Eu entro logo no início da carreira, já damos os bons dias uns aos outros, somos uma "família" do autocarro. Prai na 9° paragem é onde entra mais gente, tirando os velhinhos, grávidas, coxos ou mães com os filhos ao colo toda a gente fica de pé.
Nessa paragem entra sempre um rapaz, aparenta ter uns 24/25 anos, barba à lenhador, com umas vestimentas um pouco fora do normal, tipo uns casacos de cabedal(Napa), com pioneses e folhos ou casacos com manchas um pouco fora do normal. Vem sempre com fones nos ouvidos e fica sempre no meu ponto de visão. Eu bem tento não olhar mas é inevitável. O moço faz a viagem praticamente toda a curtir o som que vem a ouvir. Ele abana a cabeça, ele bate o pé, ele mexe a perna e juro já dei com ele a jingar a cintura. Ou seja um frenesim matinal literalmente. Um espectáculo logo pela manhã dentro de um autocarro familiar.

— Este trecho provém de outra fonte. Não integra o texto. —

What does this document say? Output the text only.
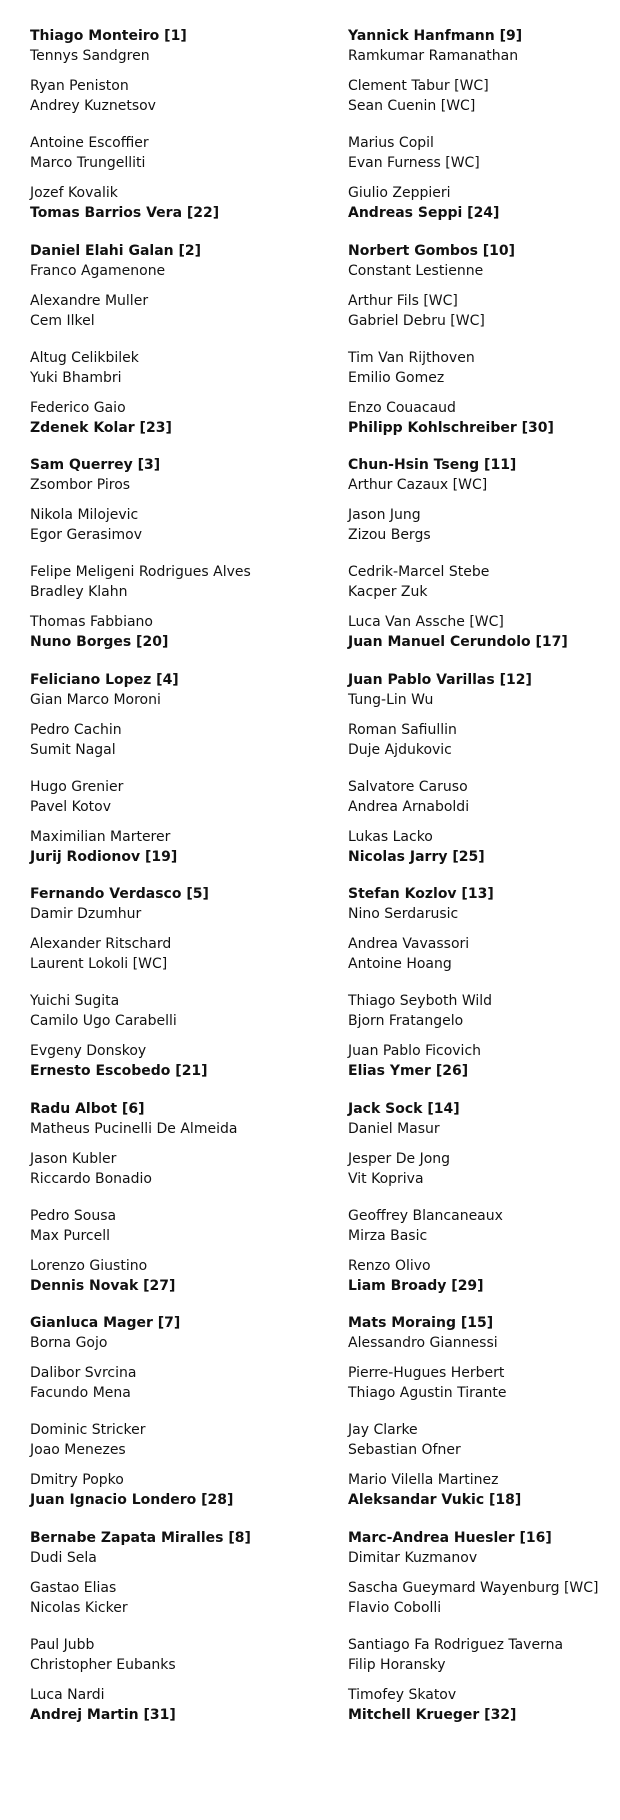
Thiago Monteiro [1]
Tennys Sandgren
Ryan Peniston
Andrey Kuznetsov
Antoine Escoffier
Marco Trungelliti
Jozef Kovalik
Tomas Barrios Vera [22]
Daniel Elahi Galan [2]
Franco Agamenone
Alexandre Muller
Cem Ilkel
Altug Celikbilek
Yuki Bhambri
Federico Gaio
Zdenek Kolar [23]
Sam Querrey [3]
Zsombor Piros
Nikola Milojevic
Egor Gerasimov
Felipe Meligeni Rodrigues Alves
Bradley Klahn
Thomas Fabbiano
Nuno Borges [20]
Feliciano Lopez [4]
Gian Marco Moroni
Pedro Cachin
Sumit Nagal
Hugo Grenier
Pavel Kotov
Maximilian Marterer
Jurij Rodionov [19]
Fernando Verdasco [5]
Damir Dzumhur
Alexander Ritschard
Laurent Lokoli [WC]
Yuichi Sugita
Camilo Ugo Carabelli
Evgeny Donskoy
Ernesto Escobedo [21]
Radu Albot [6]
Matheus Pucinelli De Almeida
Jason Kubler
Riccardo Bonadio
Pedro Sousa
Max Purcell
Lorenzo Giustino
Dennis Novak [27]
Gianluca Mager [7]
Borna Gojo
Dalibor Svrcina
Facundo Mena
Dominic Stricker
Joao Menezes
Dmitry Popko
Juan Ignacio Londero [28]
Bernabe Zapata Miralles [8]
Dudi Sela
Gastao Elias
Nicolas Kicker
Paul Jubb
Christopher Eubanks
Luca Nardi
Andrej Martin [31]
Yannick Hanfmann [9]
Ramkumar Ramanathan
Clement Tabur [WC]
Sean Cuenin [WC]
Marius Copil
Evan Furness [WC]
Giulio Zeppieri
Andreas Seppi [24]
Norbert Gombos [10]
Constant Lestienne
Arthur Fils [WC]
Gabriel Debru [WC]
Tim Van Rijthoven
Emilio Gomez
Enzo Couacaud
Philipp Kohlschreiber [30]
Chun-Hsin Tseng [11]
Arthur Cazaux [WC]
Jason Jung
Zizou Bergs
Cedrik-Marcel Stebe
Kacper Zuk
Luca Van Assche [WC]
Juan Manuel Cerundolo [17]
Juan Pablo Varillas [12]
Tung-Lin Wu
Roman Safiullin
Duje Ajdukovic
Salvatore Caruso
Andrea Arnaboldi
Lukas Lacko
Nicolas Jarry [25]
Stefan Kozlov [13]
Nino Serdarusic
Andrea Vavassori
Antoine Hoang
Thiago Seyboth Wild
Bjorn Fratangelo
Juan Pablo Ficovich
Elias Ymer [26]
Jack Sock [14]
Daniel Masur
Jesper De Jong
Vit Kopriva
Geoffrey Blancaneaux
Mirza Basic
Renzo Olivo
Liam Broady [29]
Mats Moraing [15]
Alessandro Giannessi
Pierre-Hugues Herbert
Thiago Agustin Tirante
Jay Clarke
Sebastian Ofner
Mario Vilella Martinez
Aleksandar Vukic [18]
Marc-Andrea Huesler [16]
Dimitar Kuzmanov
Sascha Gueymard Wayenburg [WC]
Flavio Cobolli
Santiago Fa Rodriguez Taverna
Filip Horansky
Timofey Skatov
Mitchell Krueger [32]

Agora das duas uma, ou o rapaz não consegue conter o que a música lhe transmite e saricoteia-se em qualquer lugar e com qualquer tipo de plateia ou o lavrador modernista é dançarino! De mal o menos, pois já somos todos "parentes" do autocarro das 8:00 da manhã! Depois lá sai ele na paragem da estação e acabasse o espectáculo até ao outro dia de manhã à mesma hora.